A second key element is the ability to capture and analyze the data so that customers can be provided with information, rather than data. Today, GE monitors millions of assets across all of our business. In the Critical Power business, we offer monitoring services with predictive capabilities to help predict future failures and to optimize maintenance (minimizing expense) to our customers. To do that, we also have to design into our industrial equipment, the ability to not only capture data, but to store it on device and to transfer it to our monitoring centers. Our UPS systems are delivered with communication equipment that allows captured data to be sent to the GE monitoring center for analysis. The monitoring center captures data from our fleet of UPSs which is analyzed by a team of reliability engineers. The infrastructure needed to monitor and analyze this data was developed by GE and is also available commercially today. Once the data is analyzed it is also archived into a Hadoop cloud for further analysis. As analytic algorithms evolve, we are able to leverage the historical data to refine our accuracy and efficacy in our monitoring centers. As an original equipment manufacturer (OEM), it also enables us to analyze the data to compare future designs with existing equipment in order to validate when we “design away” failure modes and/or when we make improvements that extend the life of a component or the unit.

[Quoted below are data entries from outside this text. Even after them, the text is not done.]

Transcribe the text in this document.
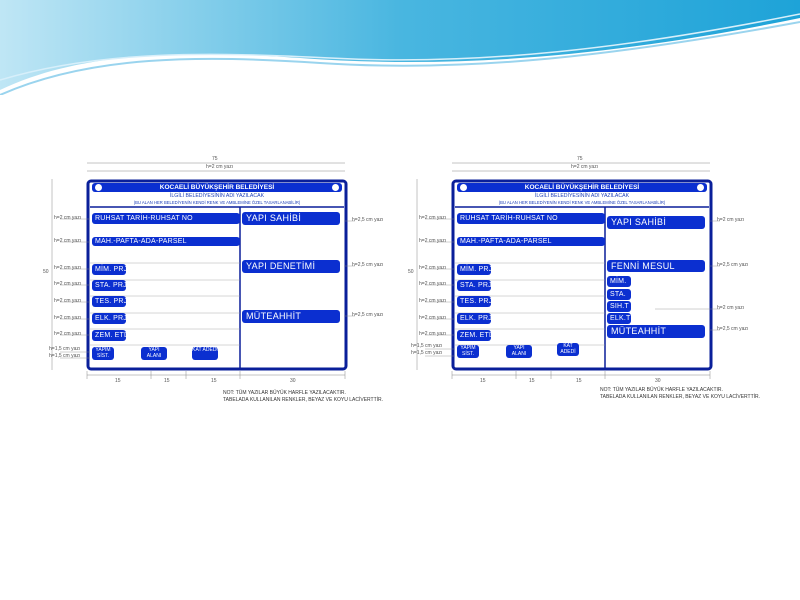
75
h=2 cm yazı
50
KOCAELİ BÜYÜKŞEHİR BELEDİYESİ
İLGİLİ BELEDİYESİNİN ADI YAZILACAK
(BU ALAN HER BELEDİYENİN KENDİ RENK VE AMBLEMİNE ÖZEL TASARLANABİLİR)
RUHSAT TARİH-RUHSAT NO
MAH.-PAFTA-ADA-PARSEL
MİM. PRJ
STA. PRJ
TES. PRJ
ELK. PRJ
ZEM. ETD
YAPIM SİST.
YAPI ALANI
KAT ADEDİ
YAPI SAHİBİ
YAPI DENETİMİ
MÜTEAHHİT
h=2 cm yazı
h=2 cm yazı
h=2 cm yazı
h=2 cm yazı
h=2 cm yazı
h=2 cm yazı
h=2 cm yazı
h=1,5 cm yazı
h=1,5 cm yazı
h=2,5 cm yazı
h=2,5 cm yazı
h=2,5 cm yazı
15	15	15	30
NOT: TÜM YAZILAR BÜYÜK HARFLE YAZILACAKTIR.
TABELADA KULLANILAN RENKLER, BEYAZ VE KOYU LACİVERTTİR.
75
h=2 cm yazı
50
KOCAELİ BÜYÜKŞEHİR BELEDİYESİ
İLGİLİ BELEDİYESİNİN ADI YAZILACAK
(BU ALAN HER BELEDİYENİN KENDİ RENK VE AMBLEMİNE ÖZEL TASARLANABİLİR)
RUHSAT TARİH-RUHSAT NO
MAH.-PAFTA-ADA-PARSEL
MİM. PRJ
STA. PRJ
TES. PRJ
ELK. PRJ
ZEM. ETD
YAPIM SİST.
YAPI ALANI
KAT ADEDİ
YAPI SAHİBİ
FENNİ MESUL
MİM.
STA.
SIH.T
ELK.T
MÜTEAHHİT
h=2 cm yazı
h=2 cm yazı
h=2 cm yazı
h=2 cm yazı
h=2 cm yazı
h=2 cm yazı
h=2 cm yazı
h=1,5 cm yazı
h=1,5 cm yazı
h=2 cm yazı
h=2,5 cm yazı
h=2 cm yazı
h=2,5 cm yazı
15	15	15	30
NOT: TÜM YAZILAR BÜYÜK HARFLE YAZILACAKTIR.
TABELADA KULLANILAN RENKLER, BEYAZ VE KOYU LACİVERTTİR.
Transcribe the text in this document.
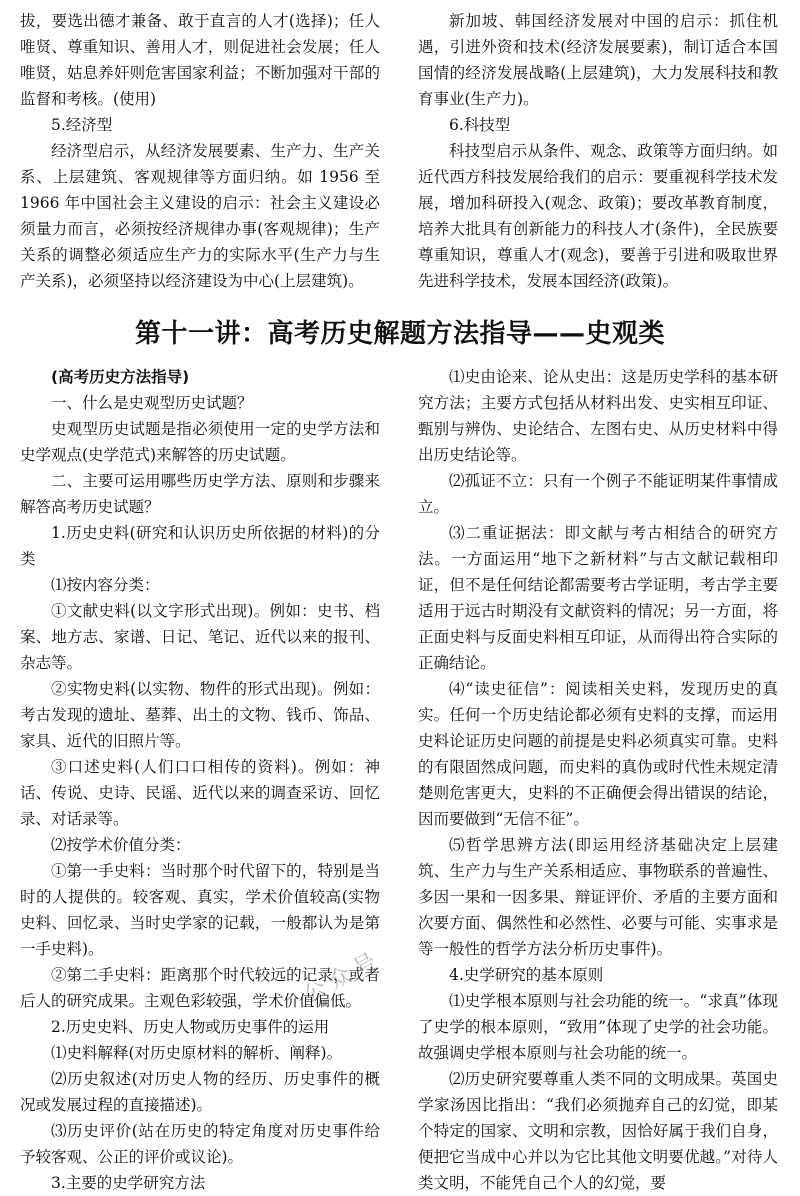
拔，要选出德才兼备、敢于直言的人才(选择)；任人唯贤、尊重知识、善用人才，则促进社会发展；任人唯贤，姑息养奸则危害国家利益；不断加强对干部的监督和考核。(使用)

5.经济型

经济型启示，从经济发展要素、生产力、生产关系、上层建筑、客观规律等方面归纳。如 1956 至 1966 年中国社会主义建设的启示：社会主义建设必须量力而言，必须按经济规律办事(客观规律)；生产关系的调整必须适应生产力的实际水平(生产力与生产关系)，必须坚持以经济建设为中心(上层建筑)。

新加坡、韩国经济发展对中国的启示：抓住机遇，引进外资和技术(经济发展要素)，制订适合本国国情的经济发展战略(上层建筑)，大力发展科技和教育事业(生产力)。

6.科技型

科技型启示从条件、观念、政策等方面归纳。如近代西方科技发展给我们的启示：要重视科学技术发展，增加科研投入(观念、政策)；要改革教育制度，培养大批具有创新能力的科技人才(条件)，全民族要尊重知识，尊重人才(观念)，要善于引进和吸取世界先进科学技术，发展本国经济(政策)。

第十一讲：高考历史解题方法指导——史观类

(高考历史方法指导)

一、什么是史观型历史试题？

史观型历史试题是指必须使用一定的史学方法和史学观点(史学范式)来解答的历史试题。

二、主要可运用哪些历史学方法、原则和步骤来解答高考历史试题？

1.历史史料(研究和认识历史所依据的材料)的分类

⑴按内容分类：

①文献史料(以文字形式出现)。例如：史书、档案、地方志、家谱、日记、笔记、近代以来的报刊、杂志等。

②实物史料(以实物、物件的形式出现)。例如：考古发现的遗址、墓葬、出土的文物、钱币、饰品、家具、近代的旧照片等。

③口述史料(人们口口相传的资料)。例如：神话、传说、史诗、民谣、近代以来的调查采访、回忆录、对话录等。

⑵按学术价值分类：

①第一手史料：当时那个时代留下的，特别是当时的人提供的。较客观、真实，学术价值较高(实物史料、回忆录、当时史学家的记载，一般都认为是第一手史料)。

②第二手史料：距离那个时代较远的记录，或者后人的研究成果。主观色彩较强，学术价值偏低。

2.历史史料、历史人物或历史事件的运用

⑴史料解释(对历史原材料的解析、阐释)。

⑵历史叙述(对历史人物的经历、历史事件的概况或发展过程的直接描述)。

⑶历史评价(站在历史的特定角度对历史事件给予较客观、公正的评价或议论)。

3.主要的史学研究方法

⑴史由论来、论从史出：这是历史学科的基本研究方法；主要方式包括从材料出发、史实相互印证、甄别与辨伪、史论结合、左图右史、从历史材料中得出历史结论等。

⑵孤证不立：只有一个例子不能证明某件事情成立。

⑶二重证据法：即文献与考古相结合的研究方法。一方面运用“地下之新材料”与古文献记载相印证，但不是任何结论都需要考古学证明，考古学主要适用于远古时期没有文献资料的情况；另一方面，将正面史料与反面史料相互印证，从而得出符合实际的正确结论。

⑷“读史征信”：阅读相关史料，发现历史的真实。任何一个历史结论都必须有史料的支撑，而运用史料论证历史问题的前提是史料必须真实可靠。史料的有限固然成问题，而史料的真伪或时代性未规定清楚则危害更大，史料的不正确便会得出错误的结论，因而要做到“无信不征”。

⑸哲学思辨方法(即运用经济基础决定上层建筑、生产力与生产关系相适应、事物联系的普遍性、多因一果和一因多果、辩证评价、矛盾的主要方面和次要方面、偶然性和必然性、必要与可能、实事求是等一般性的哲学方法分析历史事件)。

4.史学研究的基本原则

⑴史学根本原则与社会功能的统一。“求真”体现了史学的根本原则，“致用”体现了史学的社会功能。故强调史学根本原则与社会功能的统一。

⑵历史研究要尊重人类不同的文明成果。英国史学家汤因比指出：“我们必须抛弃自己的幻觉，即某个特定的国家、文明和宗教，因恰好属于我们自身，便把它当成中心并以为它比其他文明要优越。”对待人类文明，不能凭自己个人的幻觉，要

公众号
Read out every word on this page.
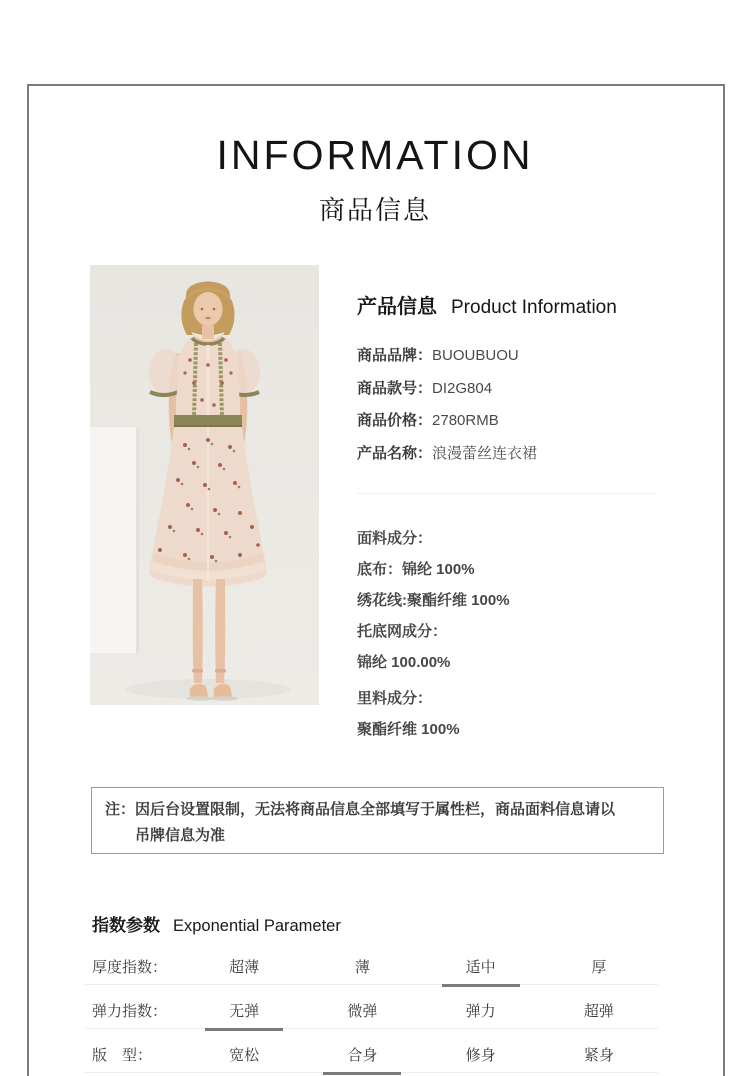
INFORMATION
商品信息
产品信息 Product Information
商品品牌：BUOUBUOU
商品款号：DI2G804
商品价格：2780RMB
产品名称：浪漫蕾丝连衣裙
面料成分：
底布：锦纶 100%
绣花线:聚酯纤维 100%
托底网成分：
锦纶 100.00%
里料成分：
聚酯纤维 100%
注： 因后台设置限制，无法将商品信息全部填写于属性栏，商品面料信息请以
吊牌信息为准
指数参数 Exponential Parameter
厚度指数：	超薄	薄	适中	厚
弹力指数：	无弹	微弹	弹力	超弹
版　型：	宽松	合身	修身	紧身
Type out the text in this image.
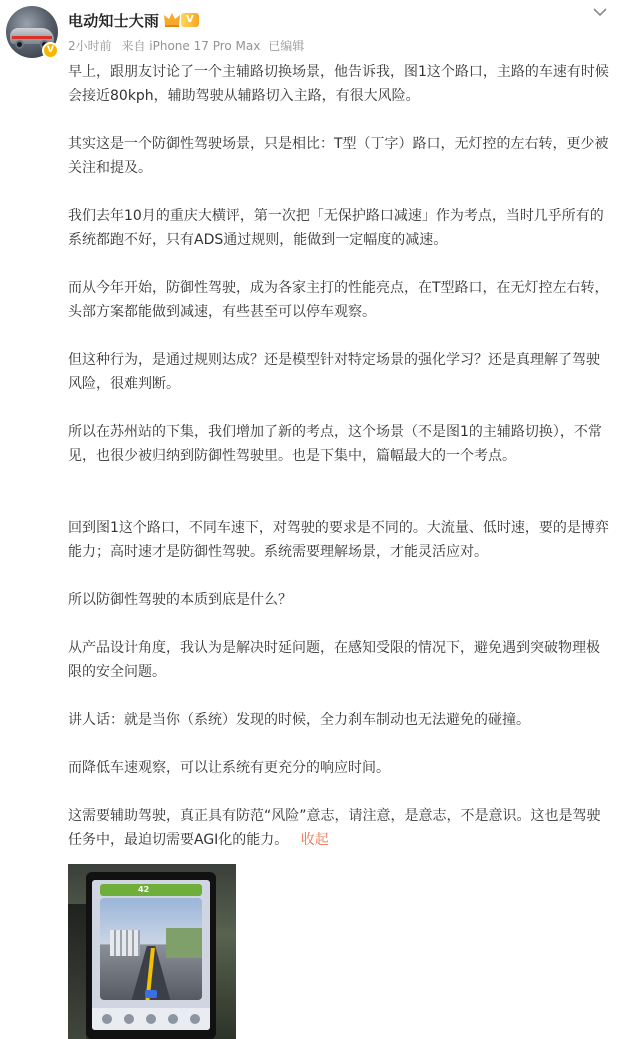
V
电动知士大雨	V
2小时前 来自 iPhone 17 Pro Max 已编辑

早上，跟朋友讨论了一个主辅路切换场景，他告诉我，图1这个路口，主路的车速有时候会接近80kph，辅助驾驶从辅路切入主路，有很大风险。

其实这是一个防御性驾驶场景，只是相比：T型（丁字）路口，无灯控的左右转，更少被关注和提及。

我们去年10月的重庆大横评，第一次把「无保护路口减速」作为考点，当时几乎所有的系统都跑不好，只有ADS通过规则，能做到一定幅度的减速。

而从今年开始，防御性驾驶，成为各家主打的性能亮点，在T型路口，在无灯控左右转，头部方案都能做到减速，有些甚至可以停车观察。

但这种行为，是通过规则达成？还是模型针对特定场景的强化学习？还是真理解了驾驶风险，很难判断。

所以在苏州站的下集，我们增加了新的考点，这个场景（不是图1的主辅路切换），不常见，也很少被归纳到防御性驾驶里。也是下集中，篇幅最大的一个考点。

回到图1这个路口，不同车速下，对驾驶的要求是不同的。大流量、低时速，要的是博弈能力；高时速才是防御性驾驶。系统需要理解场景，才能灵活应对。

所以防御性驾驶的本质到底是什么？

从产品设计角度，我认为是解决时延问题，在感知受限的情况下，避免遇到突破物理极限的安全问题。

讲人话：就是当你（系统）发现的时候，全力刹车制动也无法避免的碰撞。

而降低车速观察，可以让系统有更充分的响应时间。

这需要辅助驾驶，真正具有防范“风险”意志，请注意，是意志，不是意识。这也是驾驶任务中，最迫切需要AGI化的能力。 收起

42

Of course, it adds expense to the bill of materials when you add more sensors, data capture, data transmission and the costs of the monitoring center. Why bother? Why incur the expense? GE sees two key value propositions in this. First, it increases reliability of our equipment which is the significant market driver in the Critical Power business. Second, is that it greatly increases the lifetime value of our equipment. Purchase price, runtime costs, service costs and longevity are all key elements in defining the return on investment (ROI) for a UPS. Through better management of a UPS, or any piece of industrial equipment for that matter, a customer can minimize runtime expenses and service costs to improve upon overall ROI. That’s the new baseline for brilliant machines.

Perhaps an example will help illustrate this for you. In an 8 megawatt datacenter our data collection and analytics helped us discover a hidden design issue in the customer’s power distribution network which caused substantial voltage distortions. With a standard technology, a customer would have experienced erratic faults on his servers and never discovered the root cause. With the Industrial Internet, GE was able to analyze and diagnose the problem remotely and show up on site with a repair kit, rather than a debugging kit.

The Industrial Internet is changing the game for all types of industrial equipment, from high value assets like turbines, to more common equipment like a UPS.GE’s drive to create brilliant machines has changed the landscape and how customers view equipment. It has raised the bar and created better returns for customers. In the end, isn’t that what it’s all about?